Why are the Japanese yen and Swiss franc considered safe-haven currencies? Because they are from countries that own a large amount of foreign currency assets so they can sell those assets and bring to reduce risk. The US dollar is also considered a safe-haven asset. Especially because during risk-off sentiment traders exit their stock and other risky positions back to the US dollar. In a commodity market, gold is considered to be a safe-haven asset.

Here is the recap of instruments and directions we should be choosing during different environments.

Trading during risk-on

Long – stocks, commodity currencies (AUD, NZD, CAD), exotics, oil

Short – bonds, US dollar, yen, Swiss franc

Trading during risk-off

Long – US bonds, German bonds, US dollar, yen, Swiss franc, gold

Short – stocks, commodities, non-commodity currencies

Predicting the risk-on and risk-off

One of the great charts to predict risk appetite are VIX and dollar index.

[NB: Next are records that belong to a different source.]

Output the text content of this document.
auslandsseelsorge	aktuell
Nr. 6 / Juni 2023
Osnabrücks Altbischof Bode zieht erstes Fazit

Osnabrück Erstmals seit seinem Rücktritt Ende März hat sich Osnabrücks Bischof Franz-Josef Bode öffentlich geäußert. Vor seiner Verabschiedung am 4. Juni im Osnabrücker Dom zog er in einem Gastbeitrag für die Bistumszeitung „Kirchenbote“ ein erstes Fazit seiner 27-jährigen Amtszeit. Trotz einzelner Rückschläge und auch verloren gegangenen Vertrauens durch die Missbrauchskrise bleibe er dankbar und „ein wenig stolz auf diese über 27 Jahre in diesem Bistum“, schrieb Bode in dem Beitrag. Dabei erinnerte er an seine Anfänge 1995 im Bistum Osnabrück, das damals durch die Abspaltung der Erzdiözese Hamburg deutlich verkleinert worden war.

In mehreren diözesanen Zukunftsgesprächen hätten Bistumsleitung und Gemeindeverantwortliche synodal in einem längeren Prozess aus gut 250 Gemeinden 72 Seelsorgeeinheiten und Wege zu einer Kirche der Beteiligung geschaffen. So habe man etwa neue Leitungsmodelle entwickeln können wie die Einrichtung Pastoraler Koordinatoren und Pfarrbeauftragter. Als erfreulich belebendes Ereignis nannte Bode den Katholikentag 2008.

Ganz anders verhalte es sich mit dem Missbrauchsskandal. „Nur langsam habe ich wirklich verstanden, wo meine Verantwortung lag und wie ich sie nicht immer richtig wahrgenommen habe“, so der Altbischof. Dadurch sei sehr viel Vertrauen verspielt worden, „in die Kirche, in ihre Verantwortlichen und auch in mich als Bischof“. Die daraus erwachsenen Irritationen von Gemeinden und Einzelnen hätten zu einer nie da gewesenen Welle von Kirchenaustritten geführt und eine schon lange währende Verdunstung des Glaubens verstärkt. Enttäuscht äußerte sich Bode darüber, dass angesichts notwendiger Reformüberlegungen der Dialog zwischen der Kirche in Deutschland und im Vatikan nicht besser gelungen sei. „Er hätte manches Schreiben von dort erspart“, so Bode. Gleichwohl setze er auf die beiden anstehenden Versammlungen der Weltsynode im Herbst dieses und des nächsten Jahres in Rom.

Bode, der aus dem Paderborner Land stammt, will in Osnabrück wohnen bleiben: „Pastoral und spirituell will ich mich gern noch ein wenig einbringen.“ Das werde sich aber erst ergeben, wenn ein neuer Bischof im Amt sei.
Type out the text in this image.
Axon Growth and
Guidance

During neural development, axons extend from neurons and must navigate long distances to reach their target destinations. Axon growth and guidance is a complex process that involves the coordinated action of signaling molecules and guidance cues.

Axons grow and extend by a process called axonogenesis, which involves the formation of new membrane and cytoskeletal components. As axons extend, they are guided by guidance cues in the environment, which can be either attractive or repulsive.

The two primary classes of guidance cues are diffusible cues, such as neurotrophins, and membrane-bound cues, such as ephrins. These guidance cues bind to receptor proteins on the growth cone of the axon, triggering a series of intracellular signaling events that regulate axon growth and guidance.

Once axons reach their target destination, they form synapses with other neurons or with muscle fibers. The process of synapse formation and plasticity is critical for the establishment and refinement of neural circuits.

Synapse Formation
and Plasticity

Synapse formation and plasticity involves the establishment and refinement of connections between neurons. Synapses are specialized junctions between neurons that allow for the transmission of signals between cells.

VIX have a negative correlation with the S&P 500, which means if VIX is up, S&P500 is down.

This means that when VIX is up we look for risk-off sentiment in the market and vice versa.

The dollar index is another great sentiment indicator as it tracks the performance of all major currencies. When dollar is going up, we are looking for risk-off sentiment, when the dollar is going down we are looking for a risk-on sentiment. This is simply because all stocks and other risky instruments are cashed out back into the dollar.